If we use node-voltage analysis, we can construct a system of equations in terms of the node voltages and the reduced incidence matrix:

\[\boldsymbol{A} g(\boldsymbol{A}^{\mathsf{T}}\boldsymbol{v}_{\text{k}}) = \boldsymbol{0}\]

Solving this system yields the node voltages and subsequently the branch currents and branch voltages.

Moreover, if the elements are also affine, the branch current vector can be expressed in terms of the branch voltage vector in the following way:

\[\boldsymbol{i} = -\boldsymbol{N}^{-1}\boldsymbol{M}\boldsymbol{v} + \boldsymbol{N}^{-1}\boldsymbol{e}\]

The aforementioned system can then be written as

\[\boldsymbol{G}_{k}\boldsymbol{v}_{\text{k}} = \boldsymbol{i}_{\text{q}},\]

where \(\boldsymbol{G}_k = -\boldsymbol{A}\boldsymbol{N}^{-1}\boldsymbol{M}\boldsymbol{A}^{\mathsf{T}}\) is called the node admittance matrix and \(\boldsymbol{i}_{\text{q}} = -\boldsymbol{A}\boldsymbol{N}^{-1}\boldsymbol{e}\) is known as the node current source vector.

Theorem: Node Current Source Vector

The \(k\)-th component of the node current source vector \(\boldsymbol{i}_{\text{q}}\) (skipping reference) is the algebraic sum of all currents which are flowing into or out of the corresponding node and are caused by ideal current sources, where in-flowing currents are positive and out-flowing currents are negative.

Example

Reduced Node Voltage Analysis Source Vector

\[\boldsymbol{i}_{\text{q}} = \begin{bmatrix}I_{\text{CS},1} - I_{\text{CS},2} \\ -I_{\text{CS},1}\end{bmatrix}\]

Proof

TODO

Algorithm: Node Admittance Matrix

Initialize the node admittance matrix to zero.

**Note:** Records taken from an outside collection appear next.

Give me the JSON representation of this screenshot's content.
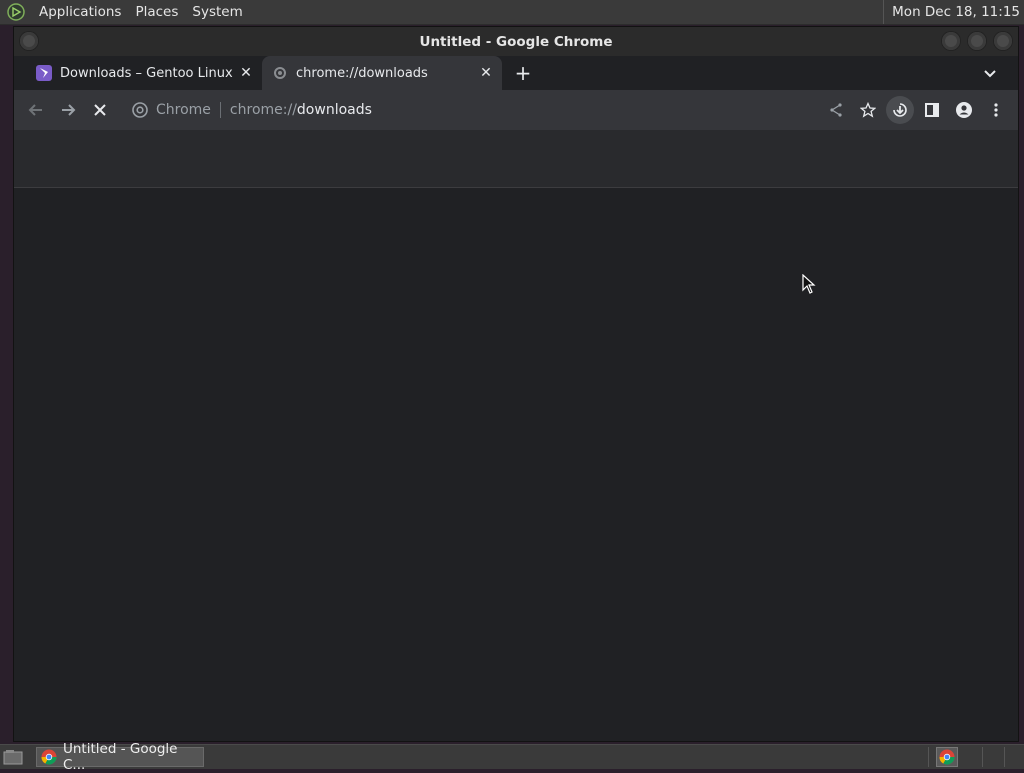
{
  "top_panel": {
    "menus": [
      "Applications",
      "Places",
      "System"
    ],
    "clock": "Mon Dec 18, 11:15"
  },
  "window": {
    "title": "Untitled - Google Chrome"
  },
  "tabs": [
    {
      "title": "Downloads – Gentoo Linux",
      "icon": "gentoo-icon",
      "active": false
    },
    {
      "title": "chrome://downloads",
      "icon": "loading-icon",
      "active": true
    }
  ],
  "toolbar": {
    "chip_label": "Chrome",
    "url_scheme": "chrome://",
    "url_host": "downloads"
  },
  "taskbar": {
    "task_label": "Untitled - Google C..."
  },
  "colors": {
    "page_bg": "#202124",
    "toolbar_bg": "#35363a",
    "panel_bg": "#3a3a3a"
  }
}
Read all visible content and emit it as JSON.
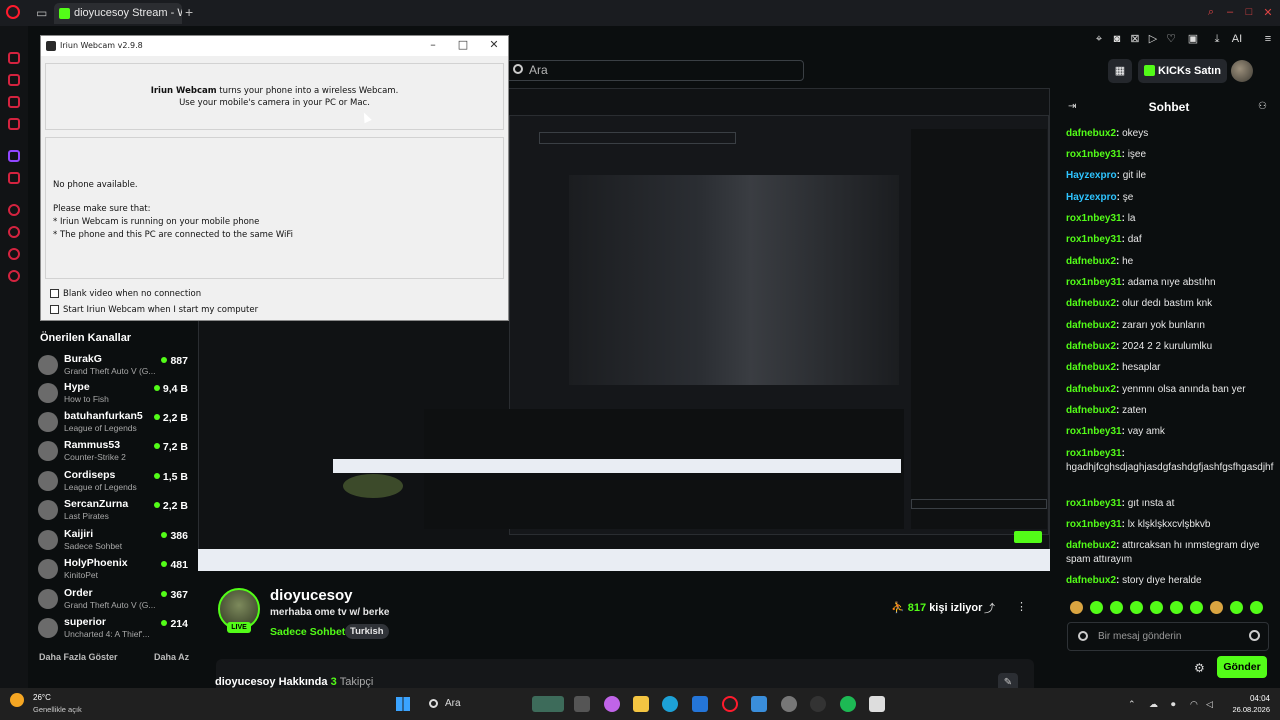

If a branch current \(i_{\alpha \to \beta}\) (flowing out of the node \(\alpha\) into the node \(\beta\)) is given by the node voltages \(v_{\text{k},\gamma}\) and \(v_{\text{k},\delta}\) as

\[i_{\alpha \to \beta} = g\cdot (v_{\text{k},\gamma} - v_{\text{k},\delta}),\]

then \(g\) contributes to the elements \(g_{i,j}\) of the node admittance matrix as follows:

Add \(g\) to row \(\alpha\), column \(\gamma\) and to row \(\beta\), column \(\delta\).

\[\begin{aligned}g_{\alpha, \gamma} & \leftarrow g_{\alpha, \gamma} + g \\ g_{\beta, \delta} & \leftarrow g_{\beta, \delta} + g\end{aligned}\]

Subtract \(g\) from row \(\alpha\), column \(\delta\) and from row \(\beta\), column \(\gamma\).

\[\begin{aligned}g_{\alpha, \delta} & \leftarrow g_{\alpha, \delta} - g \\ g_{\beta, \gamma} & \leftarrow g_{\beta, \gamma} - g\end{aligned}\]

If \(\alpha\), \(\beta\), \(\gamma\) or \(\delta\) is the reference, then do not perform the operations in which it participates.